Четверо белых друзей, не подозревая о чувствах, которые их поступки возбудили у великодушного индийца, с охотой приступили к делу. При этом они весело шутили, словно забыли о том, что им еще предстоит тяжелое возвращение.
XX
Тень снежного человека
На Тибетском нагорье путешественники оказались через несколько дней. Однако они все еще избегали встреч с людьми, потому что северная часть нагорья, то есть область Джангтанг[166], являлась частью Китайского Туркестана. Быстрыми переходами они направлялись на юго-запад, стремясь как можно скорее очутиться в Тибете. Только там они намеревались нанять проводника, который довел бы их до границы Ладакха.
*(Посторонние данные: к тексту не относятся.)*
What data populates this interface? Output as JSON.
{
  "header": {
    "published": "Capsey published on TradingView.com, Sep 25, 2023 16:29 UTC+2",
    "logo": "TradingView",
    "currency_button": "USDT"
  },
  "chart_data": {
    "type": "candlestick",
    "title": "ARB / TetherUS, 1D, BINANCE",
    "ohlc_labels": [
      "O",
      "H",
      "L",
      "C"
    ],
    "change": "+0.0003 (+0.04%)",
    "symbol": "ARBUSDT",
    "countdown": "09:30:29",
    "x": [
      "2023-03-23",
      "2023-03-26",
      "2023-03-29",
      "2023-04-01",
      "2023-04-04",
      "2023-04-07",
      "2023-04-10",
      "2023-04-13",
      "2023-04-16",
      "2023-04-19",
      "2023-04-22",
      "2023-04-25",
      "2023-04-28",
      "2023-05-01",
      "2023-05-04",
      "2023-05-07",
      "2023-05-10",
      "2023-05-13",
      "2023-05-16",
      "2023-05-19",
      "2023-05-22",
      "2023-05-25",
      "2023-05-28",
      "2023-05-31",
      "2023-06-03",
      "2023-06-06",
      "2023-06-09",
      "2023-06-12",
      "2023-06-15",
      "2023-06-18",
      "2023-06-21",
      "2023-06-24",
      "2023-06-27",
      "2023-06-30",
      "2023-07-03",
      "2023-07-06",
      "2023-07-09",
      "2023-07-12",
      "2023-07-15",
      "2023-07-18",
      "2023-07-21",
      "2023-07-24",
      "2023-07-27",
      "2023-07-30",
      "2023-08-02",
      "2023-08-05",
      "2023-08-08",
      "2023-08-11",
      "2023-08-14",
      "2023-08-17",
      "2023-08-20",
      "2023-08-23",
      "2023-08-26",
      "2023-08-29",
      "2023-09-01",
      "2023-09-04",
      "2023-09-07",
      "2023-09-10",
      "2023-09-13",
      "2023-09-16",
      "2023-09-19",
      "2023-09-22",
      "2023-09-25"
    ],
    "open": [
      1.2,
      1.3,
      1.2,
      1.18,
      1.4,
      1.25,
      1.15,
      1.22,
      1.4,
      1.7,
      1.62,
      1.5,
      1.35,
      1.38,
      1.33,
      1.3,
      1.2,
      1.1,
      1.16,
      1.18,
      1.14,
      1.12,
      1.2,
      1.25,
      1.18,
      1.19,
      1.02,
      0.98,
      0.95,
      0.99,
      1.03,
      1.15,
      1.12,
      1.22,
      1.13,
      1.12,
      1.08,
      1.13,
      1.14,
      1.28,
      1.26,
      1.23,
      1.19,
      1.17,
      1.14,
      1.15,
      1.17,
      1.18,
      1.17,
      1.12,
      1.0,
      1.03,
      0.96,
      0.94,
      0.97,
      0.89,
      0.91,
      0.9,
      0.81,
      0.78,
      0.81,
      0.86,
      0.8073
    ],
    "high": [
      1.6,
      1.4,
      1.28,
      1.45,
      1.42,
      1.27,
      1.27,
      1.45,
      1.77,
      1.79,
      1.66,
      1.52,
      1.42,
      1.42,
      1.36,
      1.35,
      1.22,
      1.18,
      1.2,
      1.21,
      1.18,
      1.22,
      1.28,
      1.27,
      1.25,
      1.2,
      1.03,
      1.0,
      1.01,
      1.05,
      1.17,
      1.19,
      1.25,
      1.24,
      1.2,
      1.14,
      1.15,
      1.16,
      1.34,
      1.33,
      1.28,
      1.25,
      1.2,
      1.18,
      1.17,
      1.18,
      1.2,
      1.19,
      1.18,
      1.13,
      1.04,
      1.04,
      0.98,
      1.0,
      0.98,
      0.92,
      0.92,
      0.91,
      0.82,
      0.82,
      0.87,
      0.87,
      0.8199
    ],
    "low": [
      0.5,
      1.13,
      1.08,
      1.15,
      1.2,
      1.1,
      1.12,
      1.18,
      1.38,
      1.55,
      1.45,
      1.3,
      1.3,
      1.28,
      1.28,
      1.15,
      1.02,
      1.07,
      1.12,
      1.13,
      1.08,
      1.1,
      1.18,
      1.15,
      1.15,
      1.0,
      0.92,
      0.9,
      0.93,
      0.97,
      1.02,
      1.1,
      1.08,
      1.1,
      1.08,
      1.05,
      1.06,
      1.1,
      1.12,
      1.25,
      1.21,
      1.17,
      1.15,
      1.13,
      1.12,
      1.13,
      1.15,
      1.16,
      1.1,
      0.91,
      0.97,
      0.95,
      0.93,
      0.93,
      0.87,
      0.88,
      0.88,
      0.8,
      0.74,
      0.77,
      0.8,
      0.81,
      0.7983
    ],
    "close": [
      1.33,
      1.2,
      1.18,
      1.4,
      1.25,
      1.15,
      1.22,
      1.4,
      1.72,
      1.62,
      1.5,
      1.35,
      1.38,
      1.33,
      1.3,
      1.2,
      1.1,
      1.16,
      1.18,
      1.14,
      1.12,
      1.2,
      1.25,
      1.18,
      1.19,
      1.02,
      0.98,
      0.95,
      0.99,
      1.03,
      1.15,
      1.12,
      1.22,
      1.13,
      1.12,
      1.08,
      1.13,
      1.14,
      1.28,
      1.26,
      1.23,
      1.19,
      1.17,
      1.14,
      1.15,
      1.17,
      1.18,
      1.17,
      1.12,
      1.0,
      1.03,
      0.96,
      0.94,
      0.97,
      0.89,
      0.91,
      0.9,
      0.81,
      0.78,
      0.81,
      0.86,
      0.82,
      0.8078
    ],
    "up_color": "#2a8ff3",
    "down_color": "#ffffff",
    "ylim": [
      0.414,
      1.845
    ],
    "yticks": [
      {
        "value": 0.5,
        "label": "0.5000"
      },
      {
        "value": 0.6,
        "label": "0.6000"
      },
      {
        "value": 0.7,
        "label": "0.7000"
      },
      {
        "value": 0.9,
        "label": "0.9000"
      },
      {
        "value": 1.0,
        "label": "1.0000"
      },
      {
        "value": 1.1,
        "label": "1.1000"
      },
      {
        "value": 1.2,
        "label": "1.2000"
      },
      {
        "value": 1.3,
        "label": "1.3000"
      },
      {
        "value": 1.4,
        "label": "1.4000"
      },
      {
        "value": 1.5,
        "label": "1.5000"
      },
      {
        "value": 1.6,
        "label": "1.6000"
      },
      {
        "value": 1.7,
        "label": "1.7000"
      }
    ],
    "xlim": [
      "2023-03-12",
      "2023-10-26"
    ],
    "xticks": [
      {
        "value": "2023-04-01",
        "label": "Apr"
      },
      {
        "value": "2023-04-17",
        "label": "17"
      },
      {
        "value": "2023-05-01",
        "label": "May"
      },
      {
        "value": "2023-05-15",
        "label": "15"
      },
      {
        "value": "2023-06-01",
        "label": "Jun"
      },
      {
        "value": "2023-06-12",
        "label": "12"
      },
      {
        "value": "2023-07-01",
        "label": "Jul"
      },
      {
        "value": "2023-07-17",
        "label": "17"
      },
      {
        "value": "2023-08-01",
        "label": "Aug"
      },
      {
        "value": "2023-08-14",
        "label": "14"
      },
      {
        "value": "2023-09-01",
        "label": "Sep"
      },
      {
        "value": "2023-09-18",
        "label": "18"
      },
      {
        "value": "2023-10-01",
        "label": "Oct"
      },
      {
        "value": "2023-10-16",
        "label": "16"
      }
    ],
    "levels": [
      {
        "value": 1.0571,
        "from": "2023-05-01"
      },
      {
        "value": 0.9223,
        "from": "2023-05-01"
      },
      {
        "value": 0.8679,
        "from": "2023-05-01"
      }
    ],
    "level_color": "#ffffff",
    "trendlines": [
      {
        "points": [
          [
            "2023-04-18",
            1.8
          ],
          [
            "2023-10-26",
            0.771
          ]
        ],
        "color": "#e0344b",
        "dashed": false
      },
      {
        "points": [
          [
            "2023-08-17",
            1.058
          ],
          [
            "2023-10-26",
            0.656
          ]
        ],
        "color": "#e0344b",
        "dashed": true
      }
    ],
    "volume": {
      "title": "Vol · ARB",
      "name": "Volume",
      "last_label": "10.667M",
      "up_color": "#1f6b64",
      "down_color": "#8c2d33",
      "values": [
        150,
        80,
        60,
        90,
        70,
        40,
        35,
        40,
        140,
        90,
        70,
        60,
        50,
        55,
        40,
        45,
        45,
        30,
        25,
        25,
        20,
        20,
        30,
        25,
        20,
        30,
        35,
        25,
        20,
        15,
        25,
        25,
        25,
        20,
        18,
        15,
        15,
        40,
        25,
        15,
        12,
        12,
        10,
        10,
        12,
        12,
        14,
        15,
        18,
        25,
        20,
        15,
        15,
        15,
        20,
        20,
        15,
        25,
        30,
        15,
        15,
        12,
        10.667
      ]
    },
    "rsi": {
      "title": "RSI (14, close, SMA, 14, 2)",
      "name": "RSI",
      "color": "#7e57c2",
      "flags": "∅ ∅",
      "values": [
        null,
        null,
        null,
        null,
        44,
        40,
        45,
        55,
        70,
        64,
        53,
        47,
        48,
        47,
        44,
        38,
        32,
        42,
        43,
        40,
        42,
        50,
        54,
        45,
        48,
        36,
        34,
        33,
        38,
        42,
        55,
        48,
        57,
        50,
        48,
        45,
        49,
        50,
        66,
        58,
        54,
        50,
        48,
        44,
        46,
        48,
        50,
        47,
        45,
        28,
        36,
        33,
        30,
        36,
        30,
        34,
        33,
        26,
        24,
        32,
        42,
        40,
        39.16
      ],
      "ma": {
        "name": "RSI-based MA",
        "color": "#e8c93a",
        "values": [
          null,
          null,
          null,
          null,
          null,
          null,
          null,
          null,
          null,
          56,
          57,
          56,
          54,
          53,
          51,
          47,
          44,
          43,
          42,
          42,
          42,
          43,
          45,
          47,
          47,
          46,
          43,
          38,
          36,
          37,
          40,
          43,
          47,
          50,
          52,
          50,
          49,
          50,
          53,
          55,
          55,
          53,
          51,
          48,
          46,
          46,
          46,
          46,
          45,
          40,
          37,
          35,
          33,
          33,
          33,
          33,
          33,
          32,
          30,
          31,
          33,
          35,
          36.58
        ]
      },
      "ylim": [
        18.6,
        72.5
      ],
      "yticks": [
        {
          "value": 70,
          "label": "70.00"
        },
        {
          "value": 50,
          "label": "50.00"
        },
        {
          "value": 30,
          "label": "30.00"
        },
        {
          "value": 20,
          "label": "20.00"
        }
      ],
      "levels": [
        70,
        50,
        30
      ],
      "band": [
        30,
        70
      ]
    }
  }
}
А проводник был теперь совершенно необходим. Они шли по неизвестной, почти безлюдной и пустынной местности, лишенной растительности. Поиски продовольствия, воды, топлива и корма для лошадей становились тут делом жизни и смерти.
Вечерами, на стоянках, Томек часто доставал из вещевого мешка карту Тибета и с тоской глядел на мощные реки, берущие начало среди высоких горных хребтов, со всех сторон окружающих обширное нагорье. Многие реки, стекающие с северных склонов гор, впадали в Тарим. Тарим в свою очередь впадал в озеро Лобнор, а реки Янцзы, Хуанхэ, Меконг, Салуин, Инд и Брахмапутра – в далекие океаны. На юге в долинах Инда и Брахмапутры сосредоточилась хозяйственная, политическая и религиозная жизнь Тибета. Остальная часть нагорья представляла собой безводную пустыню, так как вода многочисленных соленых озер[167] не годилась для питья.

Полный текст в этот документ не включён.